In January, EFL Associates quietly sent around a three-line email saying that the San Diego County Employees Retirement Association (SDCERA) was in the market for a new chief investment officer. At press time, the position was still open for anyone who is looking. EFL is slated to present a possible list of candidates in early February.
The email, which amounted to barely a paragraph, left out the pension’s tumultuous internal shuffling over how to handle its investment strategy.

Texas-based Salient Partners had been managing the portfolio on the order of SDCERA CEO Brian White. But it hasn’t been a tenure without controversy. Rumblings from within the pension board, aimed at pushing for a new CIO, first started in September. Then in October, after an often heated five-hour-plus debate, the board voted 5-4 to keep Salient in. That meeting, which was video-taped and available for public viewing, highlighted deep divisions within the board about investment strategy, fees and complexity.

CEO White has said that Salient invested the pension’s assets as asked and that the portfolio was performing within acceptable ranges. Yet dissenters on the board said fees being paid to Salient were too high, and also noted a generous use of leverage. Salient has managed the portfolio since 2009, when it replaced an in-house CIO that was making just over $200,000 per year. Salient’s fees handily top that figure, extending into the millions and has grown as more pension positions are privatized and come from Salient.

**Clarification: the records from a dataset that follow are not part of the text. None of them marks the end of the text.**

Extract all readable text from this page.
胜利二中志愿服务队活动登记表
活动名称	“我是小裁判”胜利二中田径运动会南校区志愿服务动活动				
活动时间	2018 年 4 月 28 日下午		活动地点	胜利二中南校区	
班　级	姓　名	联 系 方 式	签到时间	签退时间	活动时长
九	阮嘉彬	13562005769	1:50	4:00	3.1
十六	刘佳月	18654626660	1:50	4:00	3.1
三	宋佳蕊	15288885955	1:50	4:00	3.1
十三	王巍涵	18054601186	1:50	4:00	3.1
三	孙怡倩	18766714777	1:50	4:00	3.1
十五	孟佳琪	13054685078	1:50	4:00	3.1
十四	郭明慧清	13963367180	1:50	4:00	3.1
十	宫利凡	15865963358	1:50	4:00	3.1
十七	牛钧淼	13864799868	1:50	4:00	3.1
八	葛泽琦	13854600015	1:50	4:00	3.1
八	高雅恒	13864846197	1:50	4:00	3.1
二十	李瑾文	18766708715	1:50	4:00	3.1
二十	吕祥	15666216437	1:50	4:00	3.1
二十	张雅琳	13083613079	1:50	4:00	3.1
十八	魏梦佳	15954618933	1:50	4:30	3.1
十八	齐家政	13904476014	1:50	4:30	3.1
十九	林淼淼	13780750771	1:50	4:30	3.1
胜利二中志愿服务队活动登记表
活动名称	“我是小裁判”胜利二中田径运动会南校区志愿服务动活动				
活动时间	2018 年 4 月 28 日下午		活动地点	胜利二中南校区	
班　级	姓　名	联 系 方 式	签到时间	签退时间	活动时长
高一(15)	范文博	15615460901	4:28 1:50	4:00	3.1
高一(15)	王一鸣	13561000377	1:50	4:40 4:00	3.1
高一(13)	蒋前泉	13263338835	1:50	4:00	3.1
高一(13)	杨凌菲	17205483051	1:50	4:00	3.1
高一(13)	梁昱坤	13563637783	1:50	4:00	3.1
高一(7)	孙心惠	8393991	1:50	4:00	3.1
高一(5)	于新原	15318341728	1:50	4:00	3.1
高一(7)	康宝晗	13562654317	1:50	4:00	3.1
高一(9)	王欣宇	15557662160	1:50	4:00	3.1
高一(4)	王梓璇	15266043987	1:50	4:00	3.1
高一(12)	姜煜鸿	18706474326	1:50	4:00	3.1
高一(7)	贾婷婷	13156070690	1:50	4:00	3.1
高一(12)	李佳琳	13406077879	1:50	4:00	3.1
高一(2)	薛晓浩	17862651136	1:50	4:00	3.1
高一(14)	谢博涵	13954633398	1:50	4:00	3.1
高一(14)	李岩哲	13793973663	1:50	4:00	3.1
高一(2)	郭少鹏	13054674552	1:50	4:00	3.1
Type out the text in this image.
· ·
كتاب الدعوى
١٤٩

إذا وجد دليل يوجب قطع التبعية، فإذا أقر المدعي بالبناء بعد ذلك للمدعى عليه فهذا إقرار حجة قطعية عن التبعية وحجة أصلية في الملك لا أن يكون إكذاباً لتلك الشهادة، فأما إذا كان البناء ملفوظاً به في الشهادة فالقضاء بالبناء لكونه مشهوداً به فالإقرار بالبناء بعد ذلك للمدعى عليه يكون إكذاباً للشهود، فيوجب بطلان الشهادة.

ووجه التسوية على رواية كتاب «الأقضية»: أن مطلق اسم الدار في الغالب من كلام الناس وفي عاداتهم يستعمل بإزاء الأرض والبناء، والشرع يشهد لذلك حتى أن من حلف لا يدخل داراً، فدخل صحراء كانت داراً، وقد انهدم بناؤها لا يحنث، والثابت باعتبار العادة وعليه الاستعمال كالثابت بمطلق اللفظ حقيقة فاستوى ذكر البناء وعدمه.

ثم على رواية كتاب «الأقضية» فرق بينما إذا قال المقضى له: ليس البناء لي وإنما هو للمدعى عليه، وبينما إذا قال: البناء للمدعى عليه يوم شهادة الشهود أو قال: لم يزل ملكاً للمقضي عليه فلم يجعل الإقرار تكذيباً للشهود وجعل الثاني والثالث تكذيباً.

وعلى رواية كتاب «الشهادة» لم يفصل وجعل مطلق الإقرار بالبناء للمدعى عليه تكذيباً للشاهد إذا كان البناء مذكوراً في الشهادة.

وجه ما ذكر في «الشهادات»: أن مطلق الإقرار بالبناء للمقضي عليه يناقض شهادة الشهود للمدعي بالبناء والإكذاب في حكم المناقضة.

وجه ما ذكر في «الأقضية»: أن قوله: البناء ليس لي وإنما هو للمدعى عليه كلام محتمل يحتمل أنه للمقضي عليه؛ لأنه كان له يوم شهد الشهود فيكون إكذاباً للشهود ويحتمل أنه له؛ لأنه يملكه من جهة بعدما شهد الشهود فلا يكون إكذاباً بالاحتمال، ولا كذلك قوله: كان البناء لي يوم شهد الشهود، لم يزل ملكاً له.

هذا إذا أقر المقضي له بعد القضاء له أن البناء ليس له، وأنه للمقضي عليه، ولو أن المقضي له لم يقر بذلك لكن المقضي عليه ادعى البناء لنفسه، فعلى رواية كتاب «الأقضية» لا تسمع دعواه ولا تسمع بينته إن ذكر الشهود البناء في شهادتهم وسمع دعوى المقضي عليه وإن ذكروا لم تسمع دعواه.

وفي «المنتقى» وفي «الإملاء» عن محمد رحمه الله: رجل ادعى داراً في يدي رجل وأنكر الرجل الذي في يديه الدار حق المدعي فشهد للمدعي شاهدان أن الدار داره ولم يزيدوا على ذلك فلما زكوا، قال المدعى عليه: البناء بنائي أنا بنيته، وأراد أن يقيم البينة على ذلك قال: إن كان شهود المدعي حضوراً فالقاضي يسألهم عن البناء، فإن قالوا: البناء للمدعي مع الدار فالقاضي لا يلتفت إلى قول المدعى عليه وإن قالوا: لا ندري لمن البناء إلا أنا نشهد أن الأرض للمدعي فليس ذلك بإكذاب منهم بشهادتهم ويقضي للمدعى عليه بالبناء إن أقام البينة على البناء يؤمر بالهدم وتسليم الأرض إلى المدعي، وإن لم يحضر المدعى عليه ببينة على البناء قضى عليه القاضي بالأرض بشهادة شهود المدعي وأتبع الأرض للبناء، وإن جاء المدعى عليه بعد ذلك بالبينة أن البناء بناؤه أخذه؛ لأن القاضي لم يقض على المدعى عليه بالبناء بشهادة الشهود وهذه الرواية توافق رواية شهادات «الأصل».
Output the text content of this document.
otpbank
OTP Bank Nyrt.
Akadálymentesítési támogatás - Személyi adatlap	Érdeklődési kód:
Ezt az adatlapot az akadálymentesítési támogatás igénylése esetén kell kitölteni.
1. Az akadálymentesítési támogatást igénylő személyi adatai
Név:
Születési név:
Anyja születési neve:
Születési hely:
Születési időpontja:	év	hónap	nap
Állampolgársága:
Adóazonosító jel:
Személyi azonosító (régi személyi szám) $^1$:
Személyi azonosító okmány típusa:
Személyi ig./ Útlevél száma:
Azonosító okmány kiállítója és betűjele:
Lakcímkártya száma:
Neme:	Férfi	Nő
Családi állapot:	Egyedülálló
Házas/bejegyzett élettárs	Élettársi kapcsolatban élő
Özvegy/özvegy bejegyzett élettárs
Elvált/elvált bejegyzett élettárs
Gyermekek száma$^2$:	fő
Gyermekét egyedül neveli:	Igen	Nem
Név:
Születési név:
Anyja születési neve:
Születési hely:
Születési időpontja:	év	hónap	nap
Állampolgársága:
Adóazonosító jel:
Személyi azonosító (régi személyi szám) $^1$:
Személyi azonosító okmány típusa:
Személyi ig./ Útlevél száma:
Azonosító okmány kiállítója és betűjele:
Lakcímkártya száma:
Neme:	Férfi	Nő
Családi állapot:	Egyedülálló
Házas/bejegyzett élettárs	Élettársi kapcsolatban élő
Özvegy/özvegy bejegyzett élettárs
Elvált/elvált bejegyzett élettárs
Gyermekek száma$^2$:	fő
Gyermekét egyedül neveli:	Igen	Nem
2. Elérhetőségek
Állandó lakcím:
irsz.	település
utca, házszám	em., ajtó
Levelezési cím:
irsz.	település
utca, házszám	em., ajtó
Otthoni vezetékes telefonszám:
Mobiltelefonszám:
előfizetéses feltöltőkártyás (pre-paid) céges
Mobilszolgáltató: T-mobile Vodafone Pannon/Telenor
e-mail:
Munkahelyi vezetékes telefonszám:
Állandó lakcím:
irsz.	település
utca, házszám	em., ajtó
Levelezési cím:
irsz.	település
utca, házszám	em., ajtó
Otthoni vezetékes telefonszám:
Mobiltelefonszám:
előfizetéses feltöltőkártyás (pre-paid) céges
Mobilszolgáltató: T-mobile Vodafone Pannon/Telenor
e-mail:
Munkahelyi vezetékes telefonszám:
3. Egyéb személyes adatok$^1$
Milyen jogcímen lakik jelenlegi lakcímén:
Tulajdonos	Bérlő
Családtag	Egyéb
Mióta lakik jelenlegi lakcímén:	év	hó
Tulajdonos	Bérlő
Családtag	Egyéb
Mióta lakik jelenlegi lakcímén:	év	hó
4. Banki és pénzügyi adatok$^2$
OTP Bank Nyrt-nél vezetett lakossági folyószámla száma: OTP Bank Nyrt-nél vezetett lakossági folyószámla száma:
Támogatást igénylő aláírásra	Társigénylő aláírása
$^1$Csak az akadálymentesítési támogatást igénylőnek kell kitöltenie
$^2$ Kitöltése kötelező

The pension fund itself was also levered to the fullest extent – at one point all $10 billion of assets were put up as collateral to build out some $22 billion in total market exposure. This figure has now been cut in half, but factions of the board still contend that such high gearing was never approved, despite pension lawyers saying Salient had the authority to go ahead.

Still, for all the uproar SDCERA’s performance has held out. Reaching $10 billion in AUM in July was a milestone for the fund, and according to the pension’s just released annual report, performance in the private equity sleeve of the portfolio has been strong, with returns in excess of 12 percent through the fourth quarter, and over 15 percent for the past three years. On a total portfolio basis, the fund exceeded the actuarial rate of return of 7.75 percent having generated a 13.44 percent net investment return for the fiscal year with record assets of $10.3 billion. A July decision by the pension to ramp up allocations to private credit also signalled a renewed interest in alternative investments and the capital markets.

The backstory leading to EFL’s three-line email is a surprising one in the normally conservative pension sphere, and it wouldn’t be surprising if the public fight among the board members hampered hiring. Despite that, reports suggest that as many as 10 firms have called about the position.